The Chronon recorder had directly opposing goals – to collect as much data about your program as possible, while at the same time having the least possible impact on it.
In this post I will try to describe some of the design and architectural decisions I made to achieve that.
The prime design goals of the Chronon recorder were -
- Minimum impact on application responsiveness
Scalability was higher on the list than raw performance. The reason being was that with a scalable implementation, even if you hit a performance wall with the recorder, you can always upgrade your machine/configure the recorder to continue recording.
To achieve this scalability, we made the following assumptions about how hardware is progressing:
- Cpu cores will keep increasing in number and go down in cost.
- Memory is cheap.
- Due to point 2 above, 64 bit computing is becoming the standard.
- Cpu cores aren’t getting any faster.
The recorder works by running as a java agent and instrumenting the bytecode of your java program in memory, thus not requiring you to make any changes to your code.
By universal, I mean that the recorder should be able to record any Java app whether it’s a J2EE app, Swing/SWT app or any other kind of application.
It should also be platform independent, being in line with the Java philosophy of ‘Write Once, Run Anywhere’. Thus you can record on any platform say a Mac and playback on any other platform, say Windows.
How it all works
The recorder works as follows to achieve its design goals:
- The work done in the instrumented threads of your application is kept to a minimum. This is done to ensure minimum impact on the responsiveness of your application.
- The recording data that is generated by the application threads is stored in a buffer in memory.
- ‘Flusher Threads’ keep reading chunks of data from this buffer, do some processing on it and save it to disk in a highly packed format. Thereby essentially ‘flushing’ the data generated by the recorder.
So how do our assumptions about hardware help with this? Lets take a look -
- If you have more cores than the threads of your applications, the recorder will do most of its work on those cores, inside the flusher threads and have minimum impact on the performance of your program. This also gives you a hint on how many flusher threads you should use. So if you have a single threaded application and a quad core processor, you can tell Chronon to use 3 flusher threads, similarly if the application has 2 threads, cpu had 4 cores, use 2 flusher threads to make use of those 2 extra cores.
- Now there are always going to be applications which use more threads than the number of cores or are generating data way faster than they can flush it out. This is where assumption 2 comes in. If you have enough memory the generated data will have a place to sit there while it waits to get flushed out. It is for these cases that we recommend using a 64 bit machine.
What about all the Garbage Collector (GC) issues with using all that extra memory?

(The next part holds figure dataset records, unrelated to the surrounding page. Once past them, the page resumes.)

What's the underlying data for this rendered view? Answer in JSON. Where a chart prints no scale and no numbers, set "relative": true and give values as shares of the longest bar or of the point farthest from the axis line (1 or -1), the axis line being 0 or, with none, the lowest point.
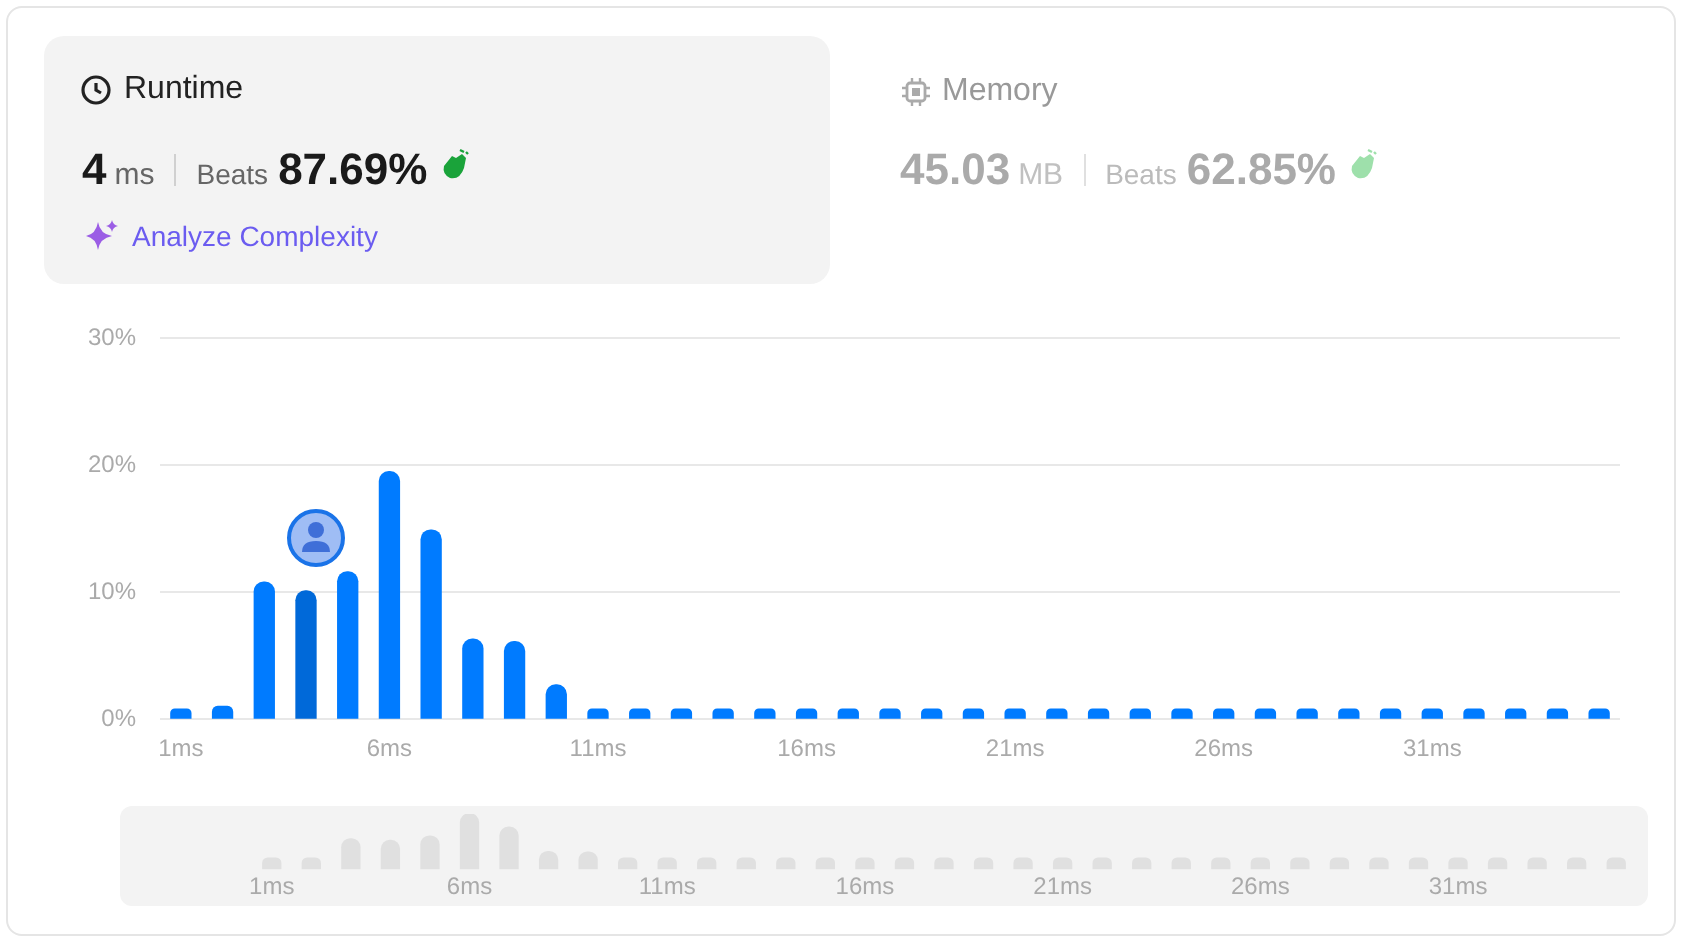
{
  "chart_data": [
    {
      "type": "bar",
      "categories": [
        "1ms",
        null,
        null,
        null,
        null,
        "6ms",
        null,
        null,
        null,
        null,
        "11ms",
        null,
        null,
        null,
        null,
        "16ms",
        null,
        null,
        null,
        null,
        "21ms",
        null,
        null,
        null,
        null,
        "26ms",
        null,
        null,
        null,
        null,
        "31ms",
        null,
        null,
        null,
        null
      ],
      "values": [
        0.8,
        1.0,
        10.8,
        10.1,
        11.6,
        19.5,
        14.9,
        6.3,
        6.1,
        2.7,
        0.8,
        0.8,
        0.8,
        0.8,
        0.8,
        0.8,
        0.8,
        0.8,
        0.8,
        0.8,
        0.8,
        0.8,
        0.8,
        0.8,
        0.8,
        0.8,
        0.8,
        0.8,
        0.8,
        0.8,
        0.8,
        0.8,
        0.8,
        0.8,
        0.8
      ],
      "colors": [
        "#007bff",
        "#007bff",
        "#007bff",
        "#0069d9",
        "#007bff",
        "#007bff",
        "#007bff",
        "#007bff",
        "#007bff",
        "#007bff",
        "#007bff",
        "#007bff",
        "#007bff",
        "#007bff",
        "#007bff",
        "#007bff",
        "#007bff",
        "#007bff",
        "#007bff",
        "#007bff",
        "#007bff",
        "#007bff",
        "#007bff",
        "#007bff",
        "#007bff",
        "#007bff",
        "#007bff",
        "#007bff",
        "#007bff",
        "#007bff",
        "#007bff",
        "#007bff",
        "#007bff",
        "#007bff",
        "#007bff"
      ],
      "ylim": [
        0,
        30
      ],
      "yticks": [
        {
          "value": 0,
          "label": "0%"
        },
        {
          "value": 10,
          "label": "10%"
        },
        {
          "value": 20,
          "label": "20%"
        },
        {
          "value": 30,
          "label": "30%"
        }
      ],
      "grid": "y",
      "annotations": [
        "Runtime",
        "4",
        "ms",
        "Beats",
        "87.69%",
        "Analyze Complexity",
        "Memory",
        "45.03",
        "MB",
        "Beats",
        "62.85%"
      ]
    },
    {
      "type": "bar",
      "relative": true,
      "categories": [
        "1ms",
        null,
        null,
        null,
        null,
        "6ms",
        null,
        null,
        null,
        null,
        "11ms",
        null,
        null,
        null,
        null,
        "16ms",
        null,
        null,
        null,
        null,
        "21ms",
        null,
        null,
        null,
        null,
        "26ms",
        null,
        null,
        null,
        null,
        "31ms",
        null,
        null,
        null,
        null
      ],
      "values": [
        0.2,
        0.2,
        0.55,
        0.52,
        0.6,
        1,
        0.76,
        0.32,
        0.31,
        0.2,
        0.2,
        0.2,
        0.2,
        0.2,
        0.2,
        0.2,
        0.2,
        0.2,
        0.2,
        0.2,
        0.2,
        0.2,
        0.2,
        0.2,
        0.2,
        0.2,
        0.2,
        0.2,
        0.2,
        0.2,
        0.2,
        0.2,
        0.2,
        0.2,
        0.2
      ],
      "color": "#e0e0e0"
    }
  ]
}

It is a well known fact that current JVMs don’t handle heap sizes above 2gb very well. It is possible that if you have an extremely computationally intensive program that Chronon does generate utilize that much memory or that your application already is reaching the 2gb limit and Chronon makes it go over that.

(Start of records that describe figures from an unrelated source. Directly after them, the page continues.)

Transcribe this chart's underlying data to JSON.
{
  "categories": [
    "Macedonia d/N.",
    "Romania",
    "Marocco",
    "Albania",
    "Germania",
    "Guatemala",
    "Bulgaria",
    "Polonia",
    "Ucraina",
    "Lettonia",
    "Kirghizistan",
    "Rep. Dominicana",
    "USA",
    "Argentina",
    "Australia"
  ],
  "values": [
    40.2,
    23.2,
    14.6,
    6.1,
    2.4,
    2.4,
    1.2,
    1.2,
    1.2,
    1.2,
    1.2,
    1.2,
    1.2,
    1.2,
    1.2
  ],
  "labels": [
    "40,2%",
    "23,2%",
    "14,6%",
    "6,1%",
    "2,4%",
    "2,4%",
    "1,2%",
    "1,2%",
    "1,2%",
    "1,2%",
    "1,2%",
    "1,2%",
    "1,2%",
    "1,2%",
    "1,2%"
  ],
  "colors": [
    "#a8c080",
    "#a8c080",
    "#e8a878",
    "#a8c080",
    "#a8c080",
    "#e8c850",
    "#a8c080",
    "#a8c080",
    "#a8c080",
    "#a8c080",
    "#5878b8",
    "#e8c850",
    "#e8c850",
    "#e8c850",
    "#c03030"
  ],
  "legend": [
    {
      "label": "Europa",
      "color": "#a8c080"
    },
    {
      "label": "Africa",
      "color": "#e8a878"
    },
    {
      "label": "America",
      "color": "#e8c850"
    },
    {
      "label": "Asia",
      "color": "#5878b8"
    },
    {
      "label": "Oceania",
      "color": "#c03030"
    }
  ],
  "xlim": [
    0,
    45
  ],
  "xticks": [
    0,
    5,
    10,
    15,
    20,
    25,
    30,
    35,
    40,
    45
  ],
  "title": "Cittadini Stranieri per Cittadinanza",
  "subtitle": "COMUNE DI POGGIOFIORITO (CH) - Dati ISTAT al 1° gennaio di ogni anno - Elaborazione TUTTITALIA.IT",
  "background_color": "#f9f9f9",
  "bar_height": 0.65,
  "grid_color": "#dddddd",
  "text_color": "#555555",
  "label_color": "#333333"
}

To solve this issue we use a custom memory management. Thus even if the data generated by Chronon goes a little high, it wont have a heavy impact on the GC. It is common to see a 2-3gb Chronon heap shrink to a few hundred megabytes within a blink of an eye, which would ordinarily take many seconds or minutes without our custom memory management. That said, in most development scenarios, the heap sizes wont reach even near that high.
But even that ain’t enough…
But even after all this you may run into hardware assumption 4 above. This happens when even though you have enough cores and memory, the application threads of your program are doing too much work and even the small overheard of the recorder directly on those threads is affecting the responsiveness your application.
For these situations, Chronon allows you to specify any part of your program which to be excluded from recording. So if you have a portion of your program which is doing some heavy computation and which you know doesn’t have any errors, or you just don’t care about examining it for now, you can exclude it from recording.
We won’t go into details of how to configure this right now, but it’s suffice to say that any part that is excluded runs with absolutely zero overhead, just like it would run without the recorder. For calls to these ‘unrecorded’ methods, we will record just the input arguments and the return value on the call site, which is usually enough information for debugging purposes.